As he asked the last question, the door of the room opened, and the waiter came in, carrying supper.

While the man was handing round the dishes and pouring out the wine—a delicious wine it was, too, by the way—Northcote talked away lightly and cleverly about several more or less topical subjects. I answered him occasionally, in the same careless strain; but my mind was almost wholly occupied with the mysterious suggestion that he had just let fall. I was wondering what on earth the service could be that I was capable of rendering him. That it had something to do with our amazing likeness to each other I felt convinced; but beyond that it was impossible to guess. The whole thing—our meeting on the Embankment, his invitation to supper, and the strange hint of an unknown purpose in his actions—had all been so sudden and bizarre that I felt as if I had been caught up into some modern version of the Arabian Nights.

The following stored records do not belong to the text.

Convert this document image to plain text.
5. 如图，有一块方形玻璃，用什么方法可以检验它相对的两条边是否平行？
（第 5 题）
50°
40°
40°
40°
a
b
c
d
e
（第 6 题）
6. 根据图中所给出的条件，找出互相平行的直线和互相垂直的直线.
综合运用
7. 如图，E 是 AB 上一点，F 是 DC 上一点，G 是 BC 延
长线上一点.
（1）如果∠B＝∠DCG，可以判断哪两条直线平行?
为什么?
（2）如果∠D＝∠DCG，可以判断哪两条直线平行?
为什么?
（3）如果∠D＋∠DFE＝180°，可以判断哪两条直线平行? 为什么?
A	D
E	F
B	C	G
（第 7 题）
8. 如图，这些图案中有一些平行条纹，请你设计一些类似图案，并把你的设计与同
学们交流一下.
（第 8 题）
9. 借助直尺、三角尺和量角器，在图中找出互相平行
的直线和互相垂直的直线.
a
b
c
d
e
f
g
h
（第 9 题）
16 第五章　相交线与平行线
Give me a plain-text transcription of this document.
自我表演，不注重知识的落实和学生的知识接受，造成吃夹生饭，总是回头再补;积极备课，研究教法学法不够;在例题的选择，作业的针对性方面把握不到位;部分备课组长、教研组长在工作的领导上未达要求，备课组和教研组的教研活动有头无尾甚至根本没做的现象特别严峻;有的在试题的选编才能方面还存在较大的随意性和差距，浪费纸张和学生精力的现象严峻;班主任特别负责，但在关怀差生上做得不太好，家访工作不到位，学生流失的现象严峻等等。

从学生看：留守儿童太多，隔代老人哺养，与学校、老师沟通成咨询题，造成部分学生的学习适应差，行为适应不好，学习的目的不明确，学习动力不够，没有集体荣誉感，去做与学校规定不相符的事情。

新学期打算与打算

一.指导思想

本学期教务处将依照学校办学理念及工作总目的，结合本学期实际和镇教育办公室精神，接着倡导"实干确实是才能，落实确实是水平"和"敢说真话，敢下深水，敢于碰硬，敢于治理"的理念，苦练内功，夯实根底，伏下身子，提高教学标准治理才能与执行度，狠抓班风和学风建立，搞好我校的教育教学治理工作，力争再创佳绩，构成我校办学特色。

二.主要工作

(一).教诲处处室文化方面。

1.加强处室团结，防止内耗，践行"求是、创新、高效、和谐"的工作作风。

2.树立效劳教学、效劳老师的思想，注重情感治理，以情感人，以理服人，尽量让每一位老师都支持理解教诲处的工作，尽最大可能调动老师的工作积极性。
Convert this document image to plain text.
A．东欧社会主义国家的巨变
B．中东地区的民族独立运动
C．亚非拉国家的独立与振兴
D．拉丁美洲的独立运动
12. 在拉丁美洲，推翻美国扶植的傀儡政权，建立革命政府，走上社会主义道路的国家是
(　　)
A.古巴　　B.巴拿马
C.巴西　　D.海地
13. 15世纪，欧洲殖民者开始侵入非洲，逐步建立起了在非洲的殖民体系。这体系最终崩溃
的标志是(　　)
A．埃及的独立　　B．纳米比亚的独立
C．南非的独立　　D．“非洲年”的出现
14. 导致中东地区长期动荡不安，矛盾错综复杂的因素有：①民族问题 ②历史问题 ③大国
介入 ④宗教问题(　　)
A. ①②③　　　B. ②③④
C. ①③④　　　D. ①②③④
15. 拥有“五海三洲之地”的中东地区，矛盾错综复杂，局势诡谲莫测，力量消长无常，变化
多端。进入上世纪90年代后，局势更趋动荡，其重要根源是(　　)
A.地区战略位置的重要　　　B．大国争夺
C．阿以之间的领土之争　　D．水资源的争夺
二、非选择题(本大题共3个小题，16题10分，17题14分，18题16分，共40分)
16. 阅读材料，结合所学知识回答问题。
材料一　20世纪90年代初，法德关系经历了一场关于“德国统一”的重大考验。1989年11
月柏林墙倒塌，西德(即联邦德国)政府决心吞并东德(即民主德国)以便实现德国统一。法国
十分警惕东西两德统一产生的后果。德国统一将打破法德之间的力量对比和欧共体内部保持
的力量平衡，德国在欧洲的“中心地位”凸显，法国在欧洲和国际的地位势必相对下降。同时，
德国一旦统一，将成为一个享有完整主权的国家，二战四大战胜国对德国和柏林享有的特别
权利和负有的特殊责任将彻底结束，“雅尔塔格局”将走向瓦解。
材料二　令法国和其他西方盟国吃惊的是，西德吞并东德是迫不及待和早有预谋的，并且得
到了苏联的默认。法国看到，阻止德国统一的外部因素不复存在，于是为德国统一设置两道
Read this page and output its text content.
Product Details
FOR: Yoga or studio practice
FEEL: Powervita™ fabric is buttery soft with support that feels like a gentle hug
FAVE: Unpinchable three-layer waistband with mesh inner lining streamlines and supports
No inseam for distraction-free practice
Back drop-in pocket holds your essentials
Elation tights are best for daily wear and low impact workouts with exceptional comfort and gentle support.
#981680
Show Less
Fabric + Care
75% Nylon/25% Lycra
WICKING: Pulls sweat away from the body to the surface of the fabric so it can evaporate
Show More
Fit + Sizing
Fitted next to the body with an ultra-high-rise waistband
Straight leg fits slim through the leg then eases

Still, there could be no harm in making him more or less acquainted with my innocent past and my embarrassed present. I had nothing I wished to conceal, except the whereabouts of my goldfield; and it seemed quite on the cards that, in return for this unknown service that he wanted from me, I might be able to interest him in my scheme. In any case, curiosity alone would have made me go through with the matter now I had got so far. I instinctively felt that Mr. Northcote's proposals when they came would be of a decidedly interesting nature.

So, as soon as the waiter had withdrawn, I filled up my glass again, and looking across at my companion with a smile, began to satisfy his curiosity.

"There's not very much to tell you, after all," I said. "To start with, I'm thirty-four."

He gazed at me keenly. "You look five years older," he said.

"Yes," I retorted. "Perhaps, if you'd been knocking about South America for fifteen years, you'd show some fairly obvious signs of it."

A momentary flicker of surprise passed across his face. Then he laughed dryly.

"Oh!" he said. "What part of South America have you been in?"

"Most of it," I said, "but I know the Argentine best."